我正在尝试为多标签分类计算召回精度和F1分数 使用此代码
出现了有关分类报告语句的错误
ValueError: Shape of passed values is (1617, 1), indices imply (1617, 6)
Wrong number of items passed 1, placement implies 6
代码:
from sklearn.metrics import classification_report
history = model.fit(X_train, y_train, batch_size=128, epochs=1, verbose=1,validation_data=(X_test, y_test), validation_split=0.3)
pred = model.predict(X_test, batch_size=128, verbose=1)
predicted = np.argmax(pred, axis=1)
report = classification_report(y_test, axis=1), predicted,comments_labels)#,comments_labels)
print(report)
我所有的代码都是
from numpy import array
from keras.preprocessing.text import one_hot
from keras.preprocessing.sequence import pad_sequences
from keras.models import Sequential
from keras.layers.core import Activation, Dropout, Dense
from keras.layers import Flatten, LSTM
from keras.layers import GlobalMaxPooling1D
from keras.models import Model
from keras.layers.embeddings import Embedding
from sklearn.model_selection import train_test_split
from keras.preprocessing.text import Tokenizer
from keras.layers import Input
from keras.layers.merge import Concatenate
import nltk
from nltk.tokenize import word_tokenize
import pandas as pd
import numpy as np
import re
import matplotlib.pyplot as plt
comments_labels = data[["l1", "l2", "l3", "l4", "l5", "l6"]]
nltk.download('punkt')
all_words = []
for sent in data['comment_text']:
tokenize_word = word_tokenize(sent)
for word in tokenize_word:
all_words.append(word)
unique_words = set(all_words)
print(len(unique_words))
def preprocess_text(sen):
# Remove punctuations and numbers
#sentence = re.sub('[^a-zA-Z]', ' ', sen)
# Single character removal
#sentence = re.sub(r"\s+[a-zA-Z]\s+", ' ', sentence)
# Removing multiple spaces
sentence = re.sub(r'\s+', ' ', sen)
return sentence
X = []
sentences = list(data['comment_text'])
for sen in sentences:
X.append(preprocess_text(sen))
y = comments_labels
X_train, X_test, y_train, y_test = train_test_split(X, y, test_size=0.20, random_state=42)
tokenizer = Tokenizer(num_words=15784)#5000
tokenizer.fit_on_texts(X_train)
X_train = tokenizer.texts_to_sequences(X_train)
X_test = tokenizer.texts_to_sequences(X_test)
vocab_size = len(tokenizer.word_index) + 1
maxlen = 50 ######was 100
X_train = pad_sequences(X_train, padding='post', maxlen=maxlen)
X_test = pad_sequences(X_test, padding='post', maxlen=maxlen)
from numpy import array
from numpy import asarray
from numpy import zeros
deep_inputs = Input(shape=(maxlen,))
embedding_layer = Embedding(vocab_size, 100, trainable=False)(deep_inputs)
LSTM_Layer_1 = LSTM(128)(embedding_layer)
dense_layer_1 = Dense(6, activation='sigmoid')(LSTM_Layer_1)#softplus,selu,
model = Model(inputs=deep_inputs, outputs=dense_layer_1)

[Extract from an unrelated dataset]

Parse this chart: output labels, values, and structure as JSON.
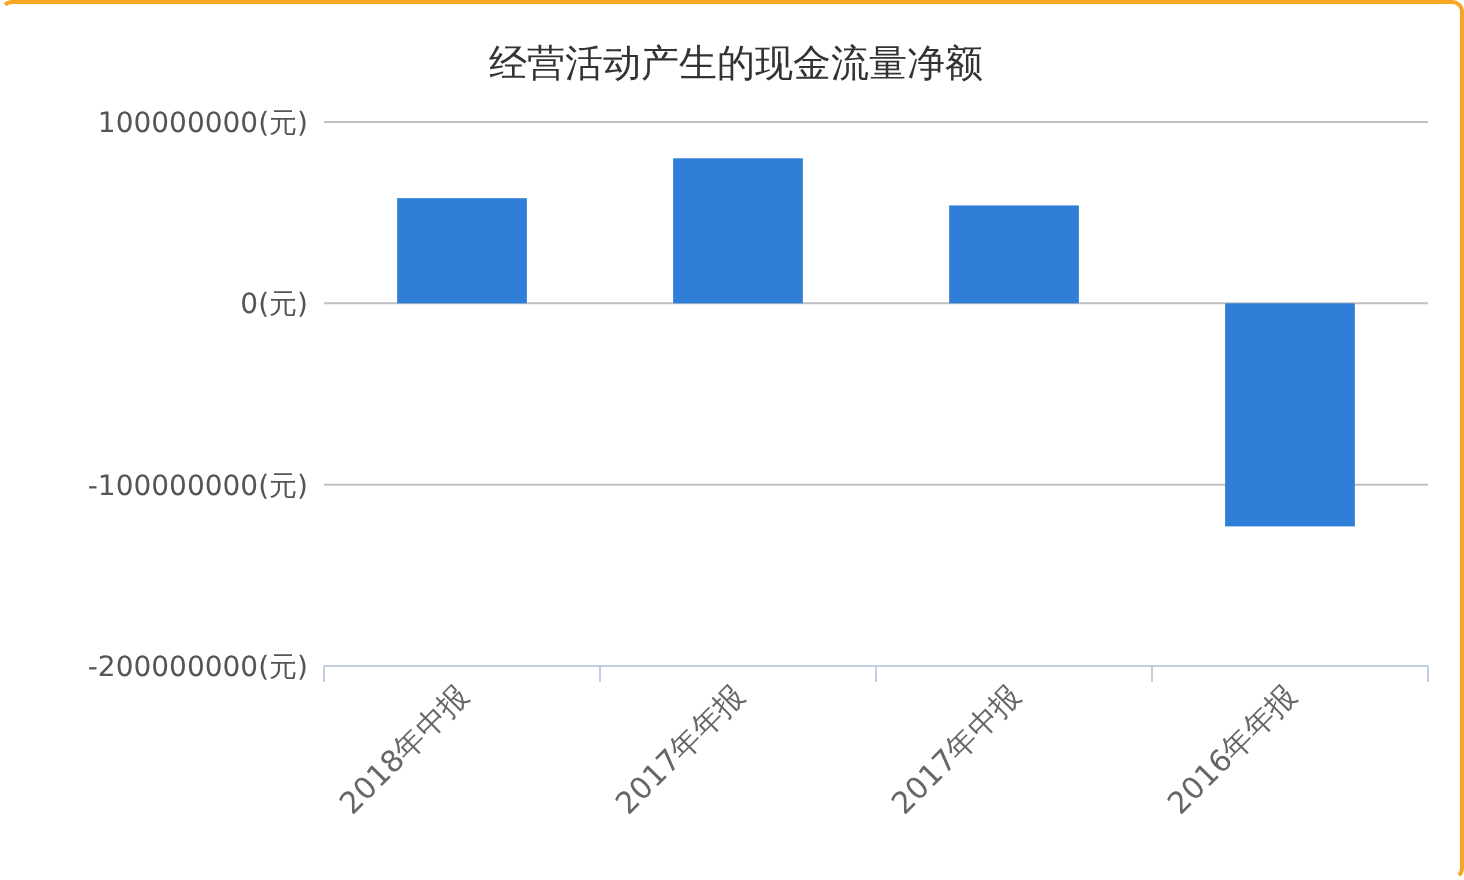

model.compile(loss='binary_crossentropy', optimizer='adam', metrics=['accuracy',recall_m,precision_m,custom_f1])
print(model.metrics_names)
from sklearn.metrics import classification_report
history = model.fit(X_train, y_train, batch_size=128, epochs=1, verbose=1,validation_data=(X_test, y_test), validation_split=0.3)
pred = model.predict(X_test, batch_size=128, verbose=1)
predicted = np.argmax(pred, axis=1)
report = classification_report(y_test, axis=1), predicted,comments_labels)#,comments_labels)
print(report)
test_output = model.predict(X_test, verbose=0)
答案 0 :(得分:0)
您对目标标签进行了热编码吗?
我认为每个标签的尺寸均为1,由于Dense(6),您需要将其转换为单标签。